We binged the first few episodes and while I haven’t yet seen the whole storyline play out, I’m also pleasantly surprised that one of Sabrina’s best friends on the show, Susie Putnam, is non-binary and is played by an actor who also identifies as non-binary, Lachlan Watson. It’s dually exciting to see this kind of representation not just in the story, but in the cast. 

In the first episode Susie is being bullied by some football jocks and Sabrina is quick to jump in to defend and protect her friend. As a parent of an LGBTQ teen, it’s heartwarming to me to see a series tackle the sorts of treatment non-binary teens might face at school, not just from bullies, but from an administration that lacks understanding and sympathy for the journey they’re going through. 

In a way, Susie’s story so far mirrors Sabrina’s. Sabrina is half witch, half mortal, and her family is pressuring her hard to choose the witch life, pledge fealty to Satan, and leave the mortal world behind completely. Sabrina stubbornly refuses to let her family force her to choose, and wants to forge a place for herself that’s somewhere between mortal and supernatural. Susie also defies the typical gender binary definition, wants to forge their own identity, and forces the audience to wonder, why should they have to choose one versus the other? 

Update: Teen Vogue published a great interview with Lachlan Watson: here. 
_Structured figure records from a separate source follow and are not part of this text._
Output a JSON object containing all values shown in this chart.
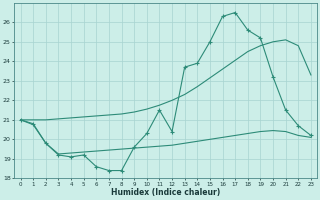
{
  "xlabel": "Humidex (Indice chaleur)",
  "x_values": [
    0,
    1,
    2,
    3,
    4,
    5,
    6,
    7,
    8,
    9,
    10,
    11,
    12,
    13,
    14,
    15,
    16,
    17,
    18,
    19,
    20,
    21,
    22,
    23
  ],
  "line_jagged": [
    21.0,
    20.8,
    19.8,
    19.2,
    19.1,
    19.2,
    18.6,
    18.4,
    18.4,
    19.6,
    20.3,
    21.5,
    20.4,
    23.7,
    23.9,
    25.0,
    26.3,
    26.5,
    25.6,
    25.2,
    23.2,
    21.5,
    20.7,
    20.2
  ],
  "line_upper": [
    21.0,
    21.0,
    21.0,
    21.05,
    21.1,
    21.15,
    21.2,
    21.25,
    21.3,
    21.4,
    21.55,
    21.75,
    22.0,
    22.3,
    22.7,
    23.15,
    23.6,
    24.05,
    24.5,
    24.8,
    25.0,
    25.1,
    24.8,
    23.3
  ],
  "line_lower": [
    21.0,
    20.75,
    19.8,
    19.25,
    19.3,
    19.35,
    19.4,
    19.45,
    19.5,
    19.55,
    19.6,
    19.65,
    19.7,
    19.8,
    19.9,
    20.0,
    20.1,
    20.2,
    20.3,
    20.4,
    20.45,
    20.4,
    20.2,
    20.1
  ],
  "color": "#2d8b78",
  "background": "#cceee8",
  "grid_color": "#a8d4d0",
  "ylim": [
    18,
    27
  ],
  "xlim": [
    -0.5,
    23.5
  ],
  "yticks": [
    18,
    19,
    20,
    21,
    22,
    23,
    24,
    25,
    26
  ],
  "xticks": [
    0,
    1,
    2,
    3,
    4,
    5,
    6,
    7,
    8,
    9,
    10,
    11,
    12,
    13,
    14,
    15,
    16,
    17,
    18,
    19,
    20,
    21,
    22,
    23
  ]
}
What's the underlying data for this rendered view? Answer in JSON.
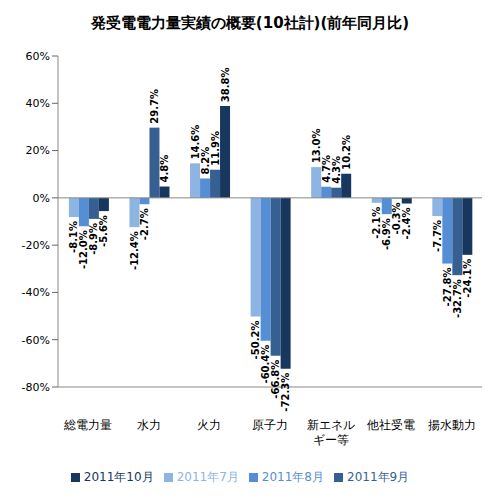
{
  "chart_data": {
    "type": "bar",
    "title": "発受電電力量実績の概要(10社計)(前年同月比)",
    "categories": [
      "総電力量",
      "水力",
      "火力",
      "原子力",
      "新エネルギー等",
      "他社受電",
      "揚水動力"
    ],
    "series": [
      {
        "name": "2011年7月",
        "color": "#8EB4E3",
        "values": [
          -8.1,
          -12.4,
          14.6,
          -50.2,
          13.0,
          -2.1,
          -7.7
        ],
        "value_labels": [
          "-8.1%",
          "-12.4%",
          "14.6%",
          "-50.2%",
          "13.0%",
          "-2.1%",
          "-7.7%"
        ]
      },
      {
        "name": "2011年8月",
        "color": "#558ED5",
        "values": [
          -12.0,
          -2.7,
          8.2,
          -60.4,
          4.7,
          -6.9,
          -27.8
        ],
        "value_labels": [
          "-12.0%",
          "-2.7%",
          "8.2%",
          "-60.4%",
          "4.7%",
          "-6.9%",
          "-27.8%"
        ]
      },
      {
        "name": "2011年9月",
        "color": "#366092",
        "values": [
          -8.9,
          29.7,
          11.9,
          -66.8,
          4.3,
          -0.3,
          -32.7
        ],
        "value_labels": [
          "-8.9%",
          "29.7%",
          "11.9%",
          "-66.8%",
          "4.3%",
          "-0.3%",
          "-32.7%"
        ]
      },
      {
        "name": "2011年10月",
        "color": "#17375E",
        "values": [
          -5.6,
          4.8,
          38.8,
          -72.3,
          10.2,
          -2.4,
          -24.1
        ],
        "value_labels": [
          "-5.6%",
          "4.8%",
          "38.8%",
          "-72.3%",
          "10.2%",
          "-2.4%",
          "-24.1%"
        ]
      }
    ],
    "ylim": [
      -80,
      60
    ],
    "yticks": [
      {
        "value": -80,
        "label": "-80%"
      },
      {
        "value": -60,
        "label": "-60%"
      },
      {
        "value": -40,
        "label": "-40%"
      },
      {
        "value": -20,
        "label": "-20%"
      },
      {
        "value": 0,
        "label": "0%"
      },
      {
        "value": 20,
        "label": "20%"
      },
      {
        "value": 40,
        "label": "40%"
      },
      {
        "value": 60,
        "label": "60%"
      }
    ],
    "grid": false,
    "legend": "bottom",
    "data_labels": true
  }
}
The series hasn’t totally grabbed me yet – it’s more spooky than I thought it would be, and has less of the humour, warmth, and pop-culture punchiness that I loved so much on Buffy. But I’ll stick with it, if only to reward writers and producers who are putting so much effort into showing a three-dimensional, fleshed out, up-front character whose gender isn’t easily defined, even by themselves.